Stringo a me il cuscino,
forte
ancora più forte, come per soffocare la rabbia che sento crescere dentro,
poi lo scaravento a terra, insoddisfatta di quel falso contatto
di quel finto e inutile conforto
Mi sento sola,
nemmeno le lacrime riescono più a farmi compagnia
così, all'apice del mio masochismo, apro il diario e prendo la sua foto
lo guardo e tutto mi sembra bellissimo
lo guardo e tutto mi sembra terribilmente triste
Labbra turgide e tremanti sussurrano il suo nome,
lo implorano invano di venire da loro,
gli chiedono umilmente di poter sfiorare la sua pelle, la sua bocca...
Ma lui non risponde
continua a fare quello che sta facendo
senza sospettare che un giovane cuore si lacera di giorno in giorno per lui;
ripenso ai suoi sguardi e ai suoi sorrisi,
ai suoi occhi e alle sue mani
All'improvviso mi scrollo dalle mie tiepide illusioni e comprendo...
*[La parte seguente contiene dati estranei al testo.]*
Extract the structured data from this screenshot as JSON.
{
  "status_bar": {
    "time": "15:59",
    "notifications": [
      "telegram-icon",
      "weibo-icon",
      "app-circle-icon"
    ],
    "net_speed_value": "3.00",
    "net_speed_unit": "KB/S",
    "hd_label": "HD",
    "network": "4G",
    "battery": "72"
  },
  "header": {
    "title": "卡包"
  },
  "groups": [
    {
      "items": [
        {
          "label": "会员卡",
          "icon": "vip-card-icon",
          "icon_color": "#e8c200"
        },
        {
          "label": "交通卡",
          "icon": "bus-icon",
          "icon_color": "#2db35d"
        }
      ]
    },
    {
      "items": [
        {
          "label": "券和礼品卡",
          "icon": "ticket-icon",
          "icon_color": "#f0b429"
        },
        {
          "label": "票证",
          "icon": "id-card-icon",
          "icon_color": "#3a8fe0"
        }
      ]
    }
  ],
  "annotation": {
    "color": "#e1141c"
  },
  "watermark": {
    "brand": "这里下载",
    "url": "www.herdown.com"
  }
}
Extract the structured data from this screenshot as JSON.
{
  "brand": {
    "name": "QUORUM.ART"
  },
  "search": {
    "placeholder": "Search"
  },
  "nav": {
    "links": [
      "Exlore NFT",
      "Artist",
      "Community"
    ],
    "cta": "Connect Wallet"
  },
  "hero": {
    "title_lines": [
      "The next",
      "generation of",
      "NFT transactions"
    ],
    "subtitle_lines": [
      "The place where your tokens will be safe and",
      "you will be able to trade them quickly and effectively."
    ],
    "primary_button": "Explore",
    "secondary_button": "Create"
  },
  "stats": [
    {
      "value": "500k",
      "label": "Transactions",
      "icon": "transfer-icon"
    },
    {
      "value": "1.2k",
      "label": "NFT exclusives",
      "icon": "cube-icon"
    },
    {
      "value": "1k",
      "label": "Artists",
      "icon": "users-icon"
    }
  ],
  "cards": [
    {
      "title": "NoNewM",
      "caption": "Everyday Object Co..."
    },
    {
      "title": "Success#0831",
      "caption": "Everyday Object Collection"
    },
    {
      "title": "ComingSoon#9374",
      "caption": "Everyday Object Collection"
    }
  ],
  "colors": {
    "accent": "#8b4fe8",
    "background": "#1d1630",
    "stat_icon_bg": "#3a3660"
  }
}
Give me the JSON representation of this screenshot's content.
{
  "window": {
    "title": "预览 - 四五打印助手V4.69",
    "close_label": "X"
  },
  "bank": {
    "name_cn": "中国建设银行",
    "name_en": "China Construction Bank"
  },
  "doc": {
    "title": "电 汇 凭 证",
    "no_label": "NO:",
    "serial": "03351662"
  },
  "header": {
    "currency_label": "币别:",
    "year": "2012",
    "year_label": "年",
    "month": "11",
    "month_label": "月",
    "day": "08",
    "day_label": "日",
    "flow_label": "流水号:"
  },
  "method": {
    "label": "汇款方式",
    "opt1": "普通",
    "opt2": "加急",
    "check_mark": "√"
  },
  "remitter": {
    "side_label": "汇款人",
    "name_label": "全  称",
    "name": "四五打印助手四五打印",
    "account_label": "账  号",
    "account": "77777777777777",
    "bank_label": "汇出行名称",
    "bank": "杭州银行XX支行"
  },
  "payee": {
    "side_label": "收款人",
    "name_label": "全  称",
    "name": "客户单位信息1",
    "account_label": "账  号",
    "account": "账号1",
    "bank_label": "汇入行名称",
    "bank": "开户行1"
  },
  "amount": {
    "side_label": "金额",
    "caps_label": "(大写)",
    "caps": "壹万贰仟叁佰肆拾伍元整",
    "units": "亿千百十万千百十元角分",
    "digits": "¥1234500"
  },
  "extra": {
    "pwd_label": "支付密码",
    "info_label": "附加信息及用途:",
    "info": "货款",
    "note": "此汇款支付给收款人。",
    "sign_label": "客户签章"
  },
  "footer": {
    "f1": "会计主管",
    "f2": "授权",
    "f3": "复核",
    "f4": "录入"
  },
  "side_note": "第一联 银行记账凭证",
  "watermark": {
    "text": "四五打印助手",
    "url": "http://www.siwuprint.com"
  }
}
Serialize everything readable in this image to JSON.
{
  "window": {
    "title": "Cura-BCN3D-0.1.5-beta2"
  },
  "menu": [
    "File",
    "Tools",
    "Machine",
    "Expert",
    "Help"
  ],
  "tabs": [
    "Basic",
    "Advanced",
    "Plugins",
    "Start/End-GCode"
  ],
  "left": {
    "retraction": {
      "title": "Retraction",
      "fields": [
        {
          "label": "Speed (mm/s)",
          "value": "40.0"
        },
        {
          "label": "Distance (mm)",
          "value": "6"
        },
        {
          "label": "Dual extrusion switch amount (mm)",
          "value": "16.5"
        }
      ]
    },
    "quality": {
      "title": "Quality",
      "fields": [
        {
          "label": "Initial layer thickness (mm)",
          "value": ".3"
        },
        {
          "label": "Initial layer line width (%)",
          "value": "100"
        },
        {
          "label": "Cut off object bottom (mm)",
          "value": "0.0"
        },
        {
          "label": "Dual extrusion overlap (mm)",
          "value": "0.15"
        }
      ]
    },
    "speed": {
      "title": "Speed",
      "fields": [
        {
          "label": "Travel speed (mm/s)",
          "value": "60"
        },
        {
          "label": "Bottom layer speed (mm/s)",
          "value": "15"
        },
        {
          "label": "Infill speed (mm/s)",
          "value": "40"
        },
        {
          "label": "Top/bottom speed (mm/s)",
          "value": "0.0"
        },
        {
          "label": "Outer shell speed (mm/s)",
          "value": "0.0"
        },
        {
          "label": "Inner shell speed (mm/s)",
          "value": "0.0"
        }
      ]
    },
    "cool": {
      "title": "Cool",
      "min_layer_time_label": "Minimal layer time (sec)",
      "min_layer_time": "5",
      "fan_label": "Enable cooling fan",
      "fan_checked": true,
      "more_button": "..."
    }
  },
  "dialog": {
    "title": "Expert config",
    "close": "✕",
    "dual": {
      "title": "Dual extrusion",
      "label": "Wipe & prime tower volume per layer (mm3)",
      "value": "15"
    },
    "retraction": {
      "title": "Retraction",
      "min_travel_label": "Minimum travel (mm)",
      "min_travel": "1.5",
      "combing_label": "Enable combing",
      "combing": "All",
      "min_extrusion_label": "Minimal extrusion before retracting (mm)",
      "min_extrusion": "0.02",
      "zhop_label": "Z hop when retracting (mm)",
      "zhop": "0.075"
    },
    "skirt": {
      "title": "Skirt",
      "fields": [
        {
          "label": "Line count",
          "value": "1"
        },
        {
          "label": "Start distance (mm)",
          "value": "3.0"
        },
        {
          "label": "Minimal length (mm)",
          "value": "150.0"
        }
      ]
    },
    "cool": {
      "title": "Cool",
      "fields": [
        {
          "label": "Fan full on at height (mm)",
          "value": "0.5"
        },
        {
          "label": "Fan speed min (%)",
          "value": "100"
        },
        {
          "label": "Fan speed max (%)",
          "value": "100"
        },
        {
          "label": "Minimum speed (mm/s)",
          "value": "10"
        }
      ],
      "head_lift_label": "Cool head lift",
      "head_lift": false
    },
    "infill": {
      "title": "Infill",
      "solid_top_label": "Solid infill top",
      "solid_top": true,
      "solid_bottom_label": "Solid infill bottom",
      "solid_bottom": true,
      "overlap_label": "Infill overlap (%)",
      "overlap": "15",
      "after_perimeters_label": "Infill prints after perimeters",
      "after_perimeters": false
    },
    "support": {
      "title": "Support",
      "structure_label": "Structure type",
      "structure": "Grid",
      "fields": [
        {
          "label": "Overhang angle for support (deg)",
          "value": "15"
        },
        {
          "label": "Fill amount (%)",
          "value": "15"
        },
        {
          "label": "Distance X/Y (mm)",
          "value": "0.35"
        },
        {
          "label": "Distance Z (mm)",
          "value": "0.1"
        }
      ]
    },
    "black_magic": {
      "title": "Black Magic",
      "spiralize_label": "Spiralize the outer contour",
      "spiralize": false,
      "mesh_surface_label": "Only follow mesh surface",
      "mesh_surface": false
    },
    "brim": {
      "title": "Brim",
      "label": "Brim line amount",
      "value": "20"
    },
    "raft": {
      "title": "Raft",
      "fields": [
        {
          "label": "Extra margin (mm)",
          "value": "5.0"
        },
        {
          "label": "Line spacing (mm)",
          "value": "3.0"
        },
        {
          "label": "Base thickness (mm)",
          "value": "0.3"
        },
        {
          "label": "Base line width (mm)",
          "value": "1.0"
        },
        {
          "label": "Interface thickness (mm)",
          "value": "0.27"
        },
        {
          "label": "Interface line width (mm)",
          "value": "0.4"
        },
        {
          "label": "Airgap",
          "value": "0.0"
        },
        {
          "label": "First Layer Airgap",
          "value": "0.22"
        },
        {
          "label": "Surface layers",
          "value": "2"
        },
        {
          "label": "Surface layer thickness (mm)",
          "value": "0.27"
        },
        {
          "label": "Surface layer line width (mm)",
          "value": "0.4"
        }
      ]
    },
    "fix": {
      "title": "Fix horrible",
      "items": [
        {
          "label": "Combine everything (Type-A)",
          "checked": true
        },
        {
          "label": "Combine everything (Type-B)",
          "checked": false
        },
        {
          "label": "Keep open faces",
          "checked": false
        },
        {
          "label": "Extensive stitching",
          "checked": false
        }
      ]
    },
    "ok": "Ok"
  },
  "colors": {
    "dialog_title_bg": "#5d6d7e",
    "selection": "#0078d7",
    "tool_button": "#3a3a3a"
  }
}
comprendo forzatamente che è e rimarrà solo un'utopia,
un fantasma evanescente che più rincorro, più si allontana
un morbido sogno che s'infrange brutalmente al suono della sveglia mattutina
E così mi rendo perfettamente conto che lui non potrà mai appartenermi;
eppure continuo a pensare a lui...
continuo a versare lacrime per lui, a contemplare la sua foto,
ad assaporare l'aroma dei ricordi di quei pochi momenti passati in sua compagnia
E perchè?
a che serve tutto questo, che senso ha?
ah, spiegatemelo voi!
datemi voi una risposta valida, perchè io proprio non riesco a trovarla...
Com'è crudele con me l'amore
mi rallegra col lieve profumo dei suoi candidi fiori,
ma non mi lascia assaporare il gusto intenso dei suoi frutti scarlatti;
mi sorride ingenuamente e poi, col volto dell'astuzia, mi accoltella alle spalle;
una ferita precisa e profonda
E di nuovo continua a sorridere
e mi guarda con occhi di luce,
mentre, ormai arresa a questo cinico gioco, mi rallegro di perire per sua mano.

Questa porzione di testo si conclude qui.